The point wherein a web application using SQL can turn into SQL Injection is when user-provided data gets included in the SQL query.
What does it look like?
Take the following scenario where you've come across an online blog, and each blog entry has a unique id number. The blog entries may be either set to public or private depending on whether they're ready for public release. The URL for each blog entry may look something like this:
From the URL above, you can see that the blog entry been selected comes from the id parameter in the query string. The web application needs to retrieve the article from the database and may use an SQL statement that looks something like the following:
SELECT * from blog where id=1 and private=0 LIMIT 1;
From what you've learned in the previous task, you should be able to work out that the SQL statement above is looking in the blog table for an article with the id number of 1 and the private column set to 0, which means it's able to be viewed by the public and limits the results to only one match.
As was mentioned at the start of this task, SQL Injection is introduced when user input is introduced into the database query. In this instance, the id parameter from the query string is used directly in the SQL query.

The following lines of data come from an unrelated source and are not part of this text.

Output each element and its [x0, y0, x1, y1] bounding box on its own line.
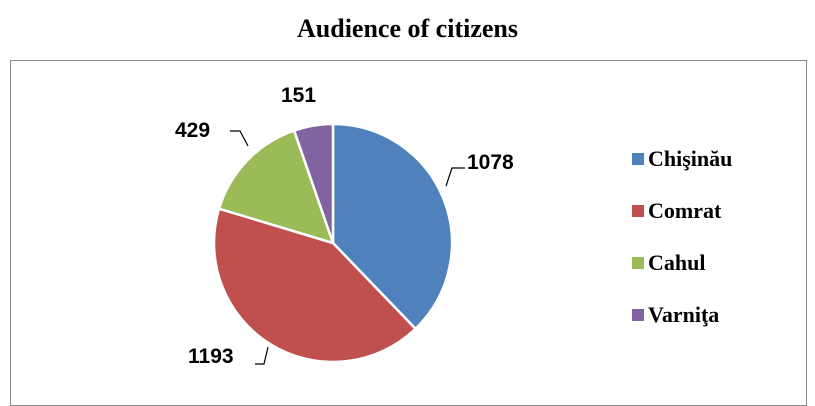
leader-lines — [230, 130, 465, 365]
pie-slice-cahul — [217, 129, 335, 245]
leader-line-comrat — [255, 346, 269, 365]
pie-chart: 1078 1193 429 151 — [175, 84, 514, 368]
legend-item-varnita: Varniţa — [632, 301, 812, 328]
pie-slice-chisinau — [331, 122, 454, 331]
legend-item-comrat: Comrat — [632, 197, 812, 224]
data-label-chisinau: 1078 — [467, 151, 514, 174]
legend-label-cahul: Cahul — [648, 249, 706, 275]
legend-swatch-chisinau — [632, 152, 644, 165]
pie-slice-varnita — [292, 122, 335, 245]
pie-slices — [212, 122, 454, 364]
chart-title: Audience of citizens — [297, 14, 518, 43]
legend-label-comrat: Comrat — [648, 197, 722, 223]
legend: Chişinău Comrat Cahul Varniţa — [632, 145, 812, 353]
leader-line-chisinau — [445, 167, 465, 187]
data-label-comrat: 1193 — [188, 345, 234, 368]
data-label-varnita: 151 — [281, 84, 316, 107]
leader-line-cahul — [230, 130, 249, 147]
legend-swatch-comrat — [632, 204, 644, 217]
legend-label-chisinau: Chişinău — [648, 145, 733, 171]
data-labels: 1078 1193 429 151 — [175, 84, 514, 368]
legend-swatch-cahul — [632, 256, 644, 269]
pie-slice-comrat — [212, 207, 417, 364]
legend-item-cahul: Cahul — [632, 249, 812, 276]
legend-label-varnita: Varniţa — [648, 301, 720, 327]
legend-swatch-varnita — [632, 308, 644, 321]
legend-item-chisinau: Chişinău — [632, 145, 812, 172]
data-label-cahul: 429 — [175, 119, 210, 142]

Let's pretend article id 2 is still locked as private, so it cannot be viewed on the website. We could now instead call the URL:
https://website.thm/blog?id=2;--
Which would then, in turn, produce the SQL statement:
SELECT * from blog where id=2;-- and private=0 LIMIT 1;
The semicolon in the URL signifies the end of the SQL statement, and the two dashes cause everything afterwards to be treated as a comment. By doing this, you're just, in fact, running the query:
SELECT * from blog where id=2;--
Which will return the article with an id of 2 whether it is set to public or not.